Índices de selección, fenotípicos y moleculares, en caña de azúcar
Doctorando: Fredy Rosales-Longo, Fitomejorador de CENGICAÑA, Guatemala. Tutores: Dr. José Luis Quemé (Cengicaña, USAC, Guatemala), Dr. Santiago Pereira (USC, España).
El Centro Guatemalteco de Investigación y Capacitación de la Caña de Azúcar (CENGICAÑA), ejecuta su programa de mejoramiento genético con el objetivo de contribuir con el incremento de la productividad de azúcar. Esto se realiza mediante la generación, selección o adaptación de variedades de caña de azúcar de altas producciones de caña y altos rendimientos de azúcar. Cómo parte de la problemática en el mejoramiento genético se tiene que la información sobre investigación en el Estado III de selección del Programa de Variedades de CENGICAÑA, no se explota en todo su potencial. Esta información se utiliza en forma discreta y sin auxilios estadísticos y/o de mejora genética, esto limita las actividades de selección. Los objetivos del presente trabajo sona. Estudiar una serie de marcadores de ADN (SSR) para la caracterización genotípica de cultivares de caña de azúcar y b. evaluar tresmetodologías para el cómputo de índices de selección con base a información fenotípica y genotípica en genotipos de caña de azúcar. Se conducirán dos conjuntos de experimentos. El primero serán dos ensayos con 200 progenies de una cruza de dos parentales genéticamente contrastantes (CG97-97 X CP57-603) a fin de realizar la generación de información fenotípica y genotípica de utilidad en la generación de índices de selección. El segundo grupo de experimentos serán cuatro ensayos en el campo con cerca 100 variedades diferentes cada uno (en dos sitios diferentes y en dos épocas contrastantes) con el objeto de caracterizarlas fenotípicamente y conjuntamente con la información genotípica evaluar tres metodologías de generación de índices de selección, de tal manera que con su utilización, se logre el perfeccionamiento de las técnicas de selección y mejoramiento dentro del programa de variedades de CENGICAÑA, y que a su vez incida en una selección apropiada el Estado III de selección.
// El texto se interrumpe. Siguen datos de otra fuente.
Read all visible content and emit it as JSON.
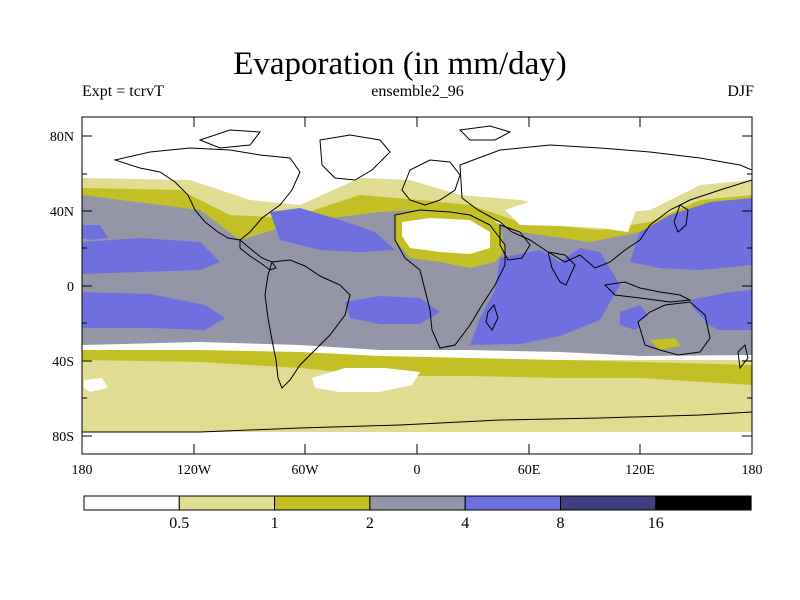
{
  "title": "Evaporation (in mm/day)",
  "subtitle_left": "Expt = tcrvT",
  "subtitle_center": "ensemble2_96",
  "subtitle_right": "DJF",
  "axes": {
    "lat_ticks": [
      "80N",
      "40N",
      "0",
      "40S",
      "80S"
    ],
    "lon_ticks": [
      "180",
      "120W",
      "60W",
      "0",
      "60E",
      "120E",
      "180"
    ]
  },
  "colorbar": {
    "boundaries": [
      "0.5",
      "1",
      "2",
      "4",
      "8",
      "16"
    ],
    "colors": [
      "#ffffff",
      "#e0dc92",
      "#c2c024",
      "#9496a8",
      "#6f6fe0",
      "#404080",
      "#000000"
    ]
  },
  "palette": {
    "land_fill": "#9496a8",
    "coast": "#000000"
  }
}
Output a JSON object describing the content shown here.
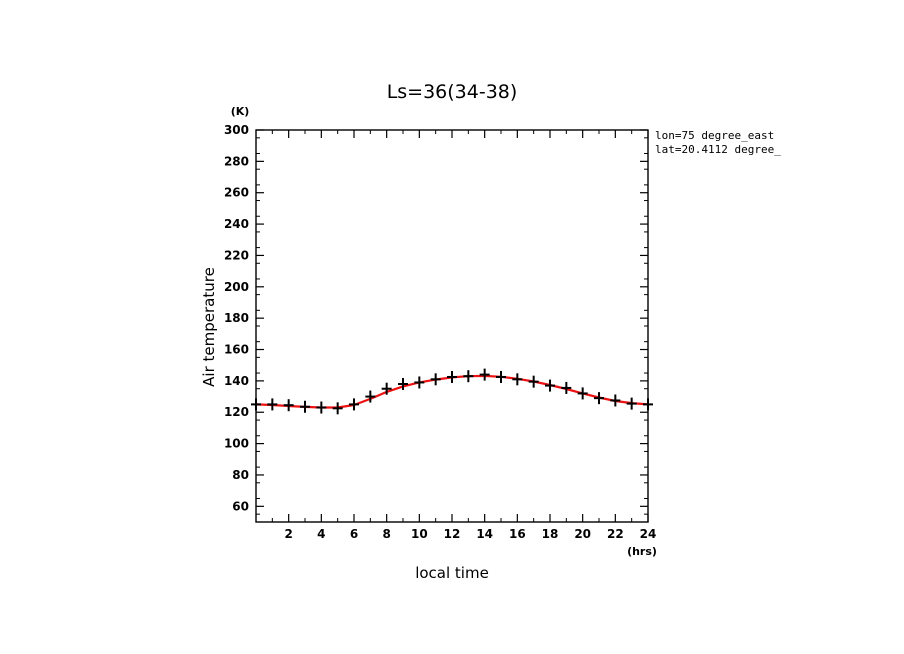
{
  "chart_data": {
    "type": "line",
    "title": "Ls=36(34-38)",
    "xlabel": "local time",
    "ylabel": "Air temperature",
    "x_unit": "(hrs)",
    "y_unit": "(K)",
    "xlim": [
      0,
      24
    ],
    "ylim": [
      50,
      300
    ],
    "x_ticks": [
      2,
      4,
      6,
      8,
      10,
      12,
      14,
      16,
      18,
      20,
      22,
      24
    ],
    "y_ticks": [
      60,
      80,
      100,
      120,
      140,
      160,
      180,
      200,
      220,
      240,
      260,
      280,
      300
    ],
    "grid": false,
    "annotations": [
      "lon=75 degree_east",
      "lat=20.4112 degree_"
    ],
    "series": [
      {
        "style": "markers",
        "marker": "plus",
        "color": "#000000",
        "x": [
          0,
          1,
          2,
          3,
          4,
          5,
          6,
          7,
          8,
          9,
          10,
          11,
          12,
          13,
          14,
          15,
          16,
          17,
          18,
          19,
          20,
          21,
          22,
          23,
          24
        ],
        "values": [
          125,
          125,
          124.5,
          123.5,
          123,
          122.5,
          125,
          130,
          135,
          138,
          139,
          141,
          142.5,
          143,
          144,
          142.5,
          141,
          139.5,
          137,
          135.5,
          132,
          129,
          127.5,
          125.5,
          125
        ]
      },
      {
        "style": "line",
        "color": "#ee1111",
        "x": [
          0,
          1,
          2,
          3,
          4,
          5,
          6,
          7,
          8,
          9,
          10,
          11,
          12,
          13,
          14,
          15,
          16,
          17,
          18,
          19,
          20,
          21,
          22,
          23,
          24
        ],
        "values": [
          125,
          124.6,
          124,
          123.4,
          123,
          123,
          124.6,
          128.5,
          133,
          136.5,
          139,
          140.8,
          142.2,
          143,
          143.2,
          142.6,
          141.3,
          139.6,
          137.4,
          134.8,
          132,
          129.4,
          127.2,
          125.8,
          125
        ]
      }
    ]
  }
}
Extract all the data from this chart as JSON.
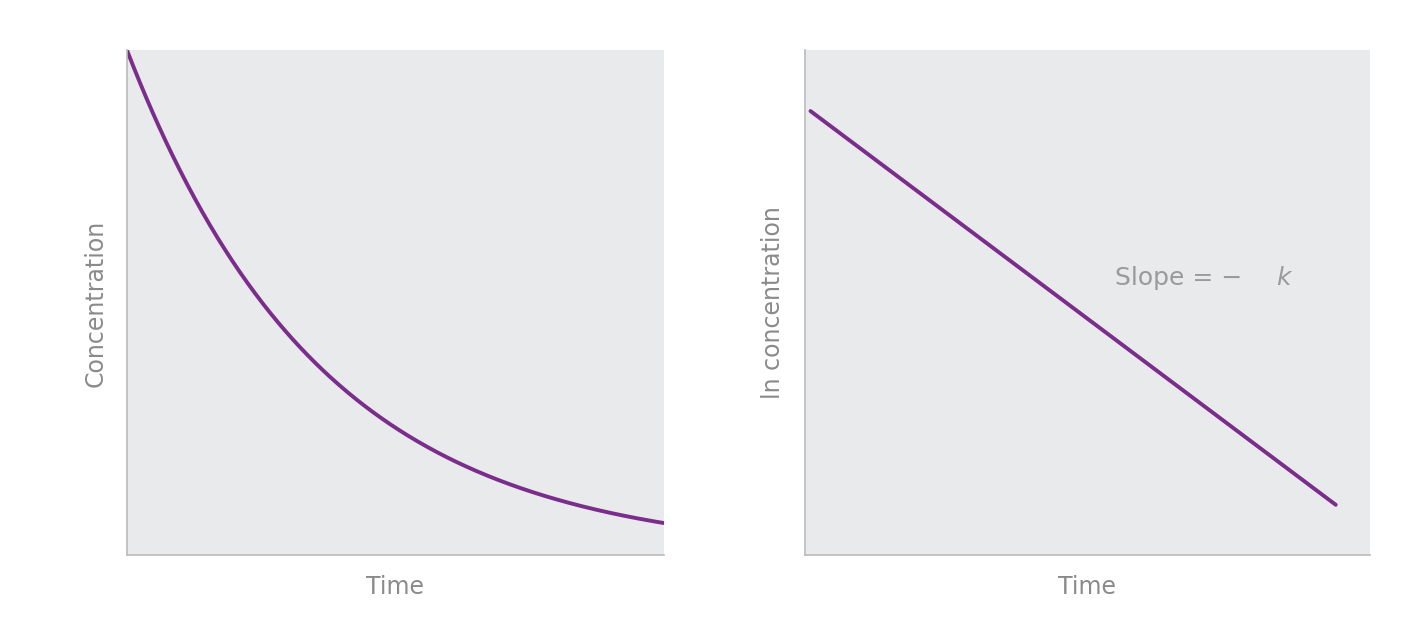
{
  "fig_bg_color": "#ffffff",
  "plot_bg_color": "#e8eaec",
  "line_color": "#7b2d8b",
  "line_width": 2.8,
  "panel1": {
    "ylabel": "Concentration",
    "xlabel": "Time",
    "label_color": "#8a8a8a",
    "ylabel_fontsize": 17,
    "xlabel_fontsize": 17
  },
  "panel2": {
    "ylabel": "ln concentration",
    "xlabel": "Time",
    "annotation_text_normal": "Slope = −",
    "annotation_text_italic": "k",
    "annotation_color": "#9a9a9a",
    "annotation_fontsize": 18,
    "label_color": "#8a8a8a",
    "ylabel_fontsize": 17,
    "xlabel_fontsize": 17
  }
}
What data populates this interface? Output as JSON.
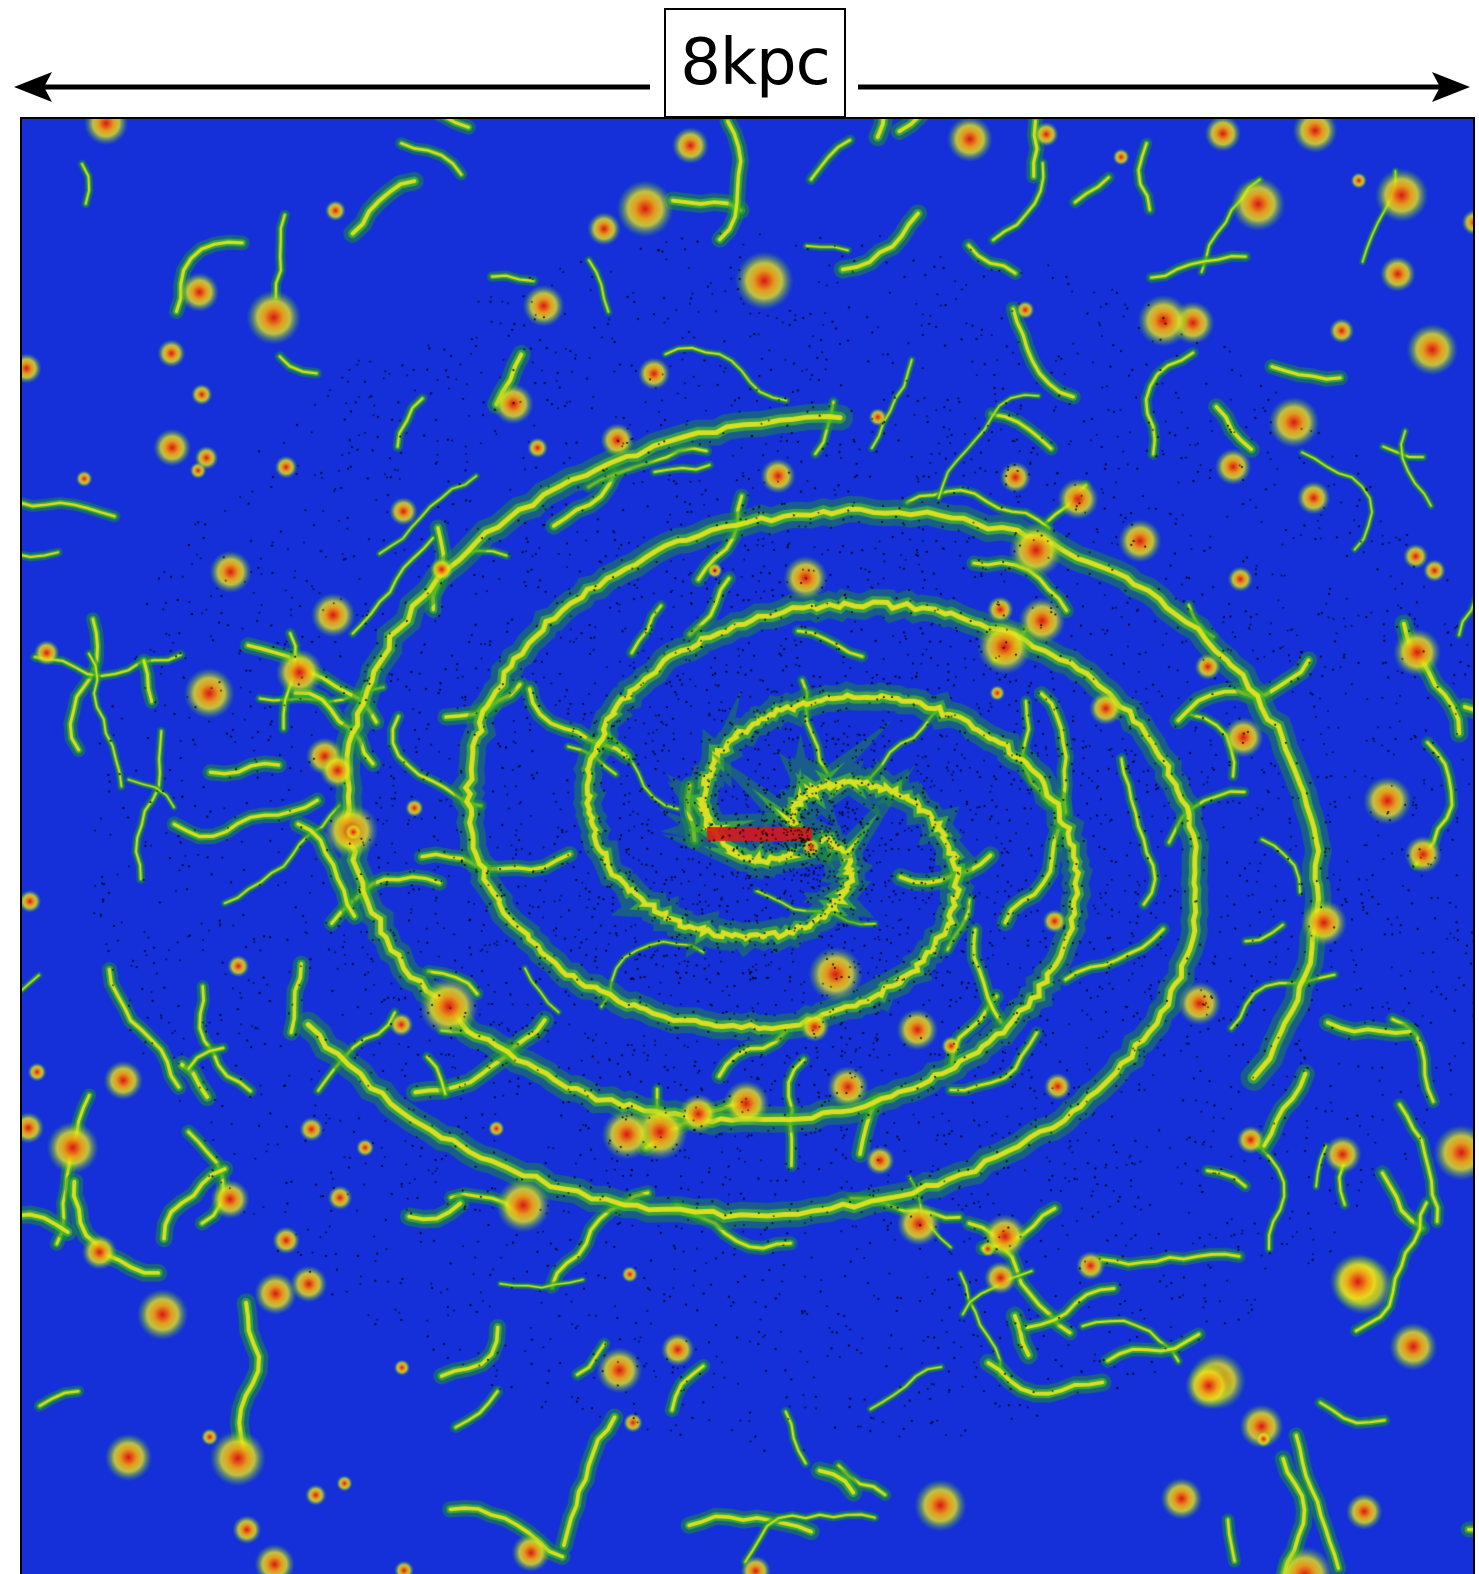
{
  "scale_bar": {
    "label": "8kpc"
  },
  "image": {
    "description_colors": {
      "void": "#5a1250",
      "background": "#1530d8",
      "filament": "#1f8f2a",
      "dense": "#e6e61a",
      "core": "#d81818",
      "stars": "#000000"
    }
  }
}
PHENOTYPIC AND MOLECULAR SELECTION INDEXES IN SUGARCANE
The Varieties program from the Guatemalan Sugarcane Research and Training Centre (CENGICAÑA) runs its breeding program to contribute with the rise of the Guatemalan sugar productivity; this is done mainly through the generation, selection and/or adaptation of high performance sugarcane genotypes. One of the problems to solve into the breeding program is the little use of the information generated in the Selection Stage III; this hampers and limits the finding of good genotypes. The objectives of the present research work are: a. to study a DNA markers series, in order to DNA-fingerprint sugarcane varieties, and b. to test three methodologies of selection indexes computing, based on phenotyped and genotyped sugarcane varieties. It will be carried on two sets of experiments. The first one will be composed with two field trials where 200 offspring from the cross of CG97-97(female) X CP57-603 (male) will be assessed in order to genotyped them. With the survey of a set of primers, DNA markers (SSR mainly) will be generated, and these, jointly with the phenotypic information, are going to be useful to generate selection indexes. The second group of experiments will be four field trials with near 100 different varieties on each one (two locations in two different seasons). The varieties in these trials will be phenotyped and jointly with the genotypic information, the three selection-indexes-generation methodologies will be assessed. The suitable methodology (ies) will be used in the sugarcane breeding program in order to optimize the selection and breeding techniques in the CENGICAÑA’s breeding program, particularly in the Selection Stage III making a better use of the information on it.